Comparing a system that could theoretically (and very plausibly) carry out cyber attacks with a stapler is problematic at best.
Putting a stapler in a wall socket probably electrocutes you.
Using Bing Chat to compromise a system actually accomplishes something that could have severe outcomes in the real world for people other than the person holding the tool.
The stapler is just a stapler. When you want to misuse the stapler, the worst it can do is limited by the properties of the stapler. You can use it as a blunt instrument to click a mouse button, but that doesn’t get you much. If you don’t already have a hack button, asking your stapler to hack into something will achieve nothing, because staplers don’t know how to hack things.

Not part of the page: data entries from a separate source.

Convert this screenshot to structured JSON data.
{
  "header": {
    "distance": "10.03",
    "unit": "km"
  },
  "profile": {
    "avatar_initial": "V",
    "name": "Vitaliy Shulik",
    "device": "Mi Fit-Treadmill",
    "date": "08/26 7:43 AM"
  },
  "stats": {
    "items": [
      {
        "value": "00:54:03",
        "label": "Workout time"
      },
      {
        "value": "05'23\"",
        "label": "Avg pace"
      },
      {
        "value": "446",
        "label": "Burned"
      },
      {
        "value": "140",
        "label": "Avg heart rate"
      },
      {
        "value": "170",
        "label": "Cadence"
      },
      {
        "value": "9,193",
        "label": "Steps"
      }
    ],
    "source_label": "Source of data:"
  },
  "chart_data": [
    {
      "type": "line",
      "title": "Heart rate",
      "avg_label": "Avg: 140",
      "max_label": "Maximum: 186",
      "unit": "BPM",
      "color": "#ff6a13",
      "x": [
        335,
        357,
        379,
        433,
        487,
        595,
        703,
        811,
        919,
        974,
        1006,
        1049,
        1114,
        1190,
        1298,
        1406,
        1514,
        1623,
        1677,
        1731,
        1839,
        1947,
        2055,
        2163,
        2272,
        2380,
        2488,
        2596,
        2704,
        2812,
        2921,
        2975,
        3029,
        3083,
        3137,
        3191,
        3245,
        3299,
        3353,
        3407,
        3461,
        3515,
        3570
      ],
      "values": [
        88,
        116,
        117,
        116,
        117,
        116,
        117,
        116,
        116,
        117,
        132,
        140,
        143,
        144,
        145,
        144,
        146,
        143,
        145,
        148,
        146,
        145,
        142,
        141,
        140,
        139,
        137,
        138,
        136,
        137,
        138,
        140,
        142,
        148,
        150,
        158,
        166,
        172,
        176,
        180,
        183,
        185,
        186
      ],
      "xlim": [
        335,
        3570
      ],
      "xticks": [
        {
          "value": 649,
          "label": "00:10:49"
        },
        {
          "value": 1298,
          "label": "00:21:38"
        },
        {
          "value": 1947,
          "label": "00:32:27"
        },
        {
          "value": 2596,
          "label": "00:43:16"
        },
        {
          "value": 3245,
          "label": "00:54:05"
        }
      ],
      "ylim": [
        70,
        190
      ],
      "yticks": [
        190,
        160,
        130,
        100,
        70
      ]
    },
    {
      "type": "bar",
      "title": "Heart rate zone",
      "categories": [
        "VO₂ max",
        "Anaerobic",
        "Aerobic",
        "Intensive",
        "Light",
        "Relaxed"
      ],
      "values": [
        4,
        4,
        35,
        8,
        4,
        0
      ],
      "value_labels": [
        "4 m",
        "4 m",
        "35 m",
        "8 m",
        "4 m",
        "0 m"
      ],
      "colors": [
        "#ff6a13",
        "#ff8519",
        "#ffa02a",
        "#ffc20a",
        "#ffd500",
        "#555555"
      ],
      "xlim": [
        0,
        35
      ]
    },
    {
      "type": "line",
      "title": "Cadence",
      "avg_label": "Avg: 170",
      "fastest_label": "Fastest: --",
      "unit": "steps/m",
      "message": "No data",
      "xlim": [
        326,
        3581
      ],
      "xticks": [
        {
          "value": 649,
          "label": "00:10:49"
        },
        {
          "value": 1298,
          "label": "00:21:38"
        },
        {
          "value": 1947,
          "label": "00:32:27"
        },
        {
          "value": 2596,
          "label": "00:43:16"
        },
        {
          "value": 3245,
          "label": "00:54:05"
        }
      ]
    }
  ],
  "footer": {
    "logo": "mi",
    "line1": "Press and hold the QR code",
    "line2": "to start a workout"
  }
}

These language models know how to hack stuff, and the scenario here involves a different kind of tool entirely. You don’t need to provide it a button, it can build the button and then click it for you (if these models are ever allowed to interact with more tools).
These language models don't know how to hack stuff. They know that certain characters and words strung together can satisfy their training when someone asks them to pretend to hack something.
That's wildly different, and a lot less meaningful than "knows how to hack things".
Honestly I think y'all would be blown away by what metasploit is capable of on its own, if you think ChatGPT can "hack"...
> These language models don't know how to hack stuff. They know that certain characters and words strung together can satisfy their training when someone asks them to pretend to hack something.
It seems you're focused on the word "know" and how the concept of knowing something differs between humans and AI models, but that's not what I'm getting at here. Let me reframe what I wrote slightly to illustrate the point:
The model (via training) contains a representation of human knowledge such that a human can use language to control the AI software and cause it to probabilistically generate working exploit code using that representation of knowledge. If the AI software is given the ability to execute arbitrary code, the software could then execute that code on the user's behalf. When combined, this constitutes a very risky set of features.
There's no "pretend" here. These models produce working code. If the software is allowed to execute the code it produces, it becomes a serious security risk.
This is not an argument about sentience/intelligence/self-awareness. This is an argument about the risks associated with the features of the software in its current state, and how those risks are multiplied by adding new features. No philosophy required.
The point is LLMs are not effective at “hacking” in any “obtaining unauthorized access to computer systems” sense.
They can regurgitate information about “hacking”, same as a library, but pointing an LLM at a server will achieve worse results than many existing specialized tools for vulnerability scanning and exploitation.
So as I said, the risks are overblown due to a misunderstanding.
It's just not meaningfully different from our current reality, and is therefore not any scarier.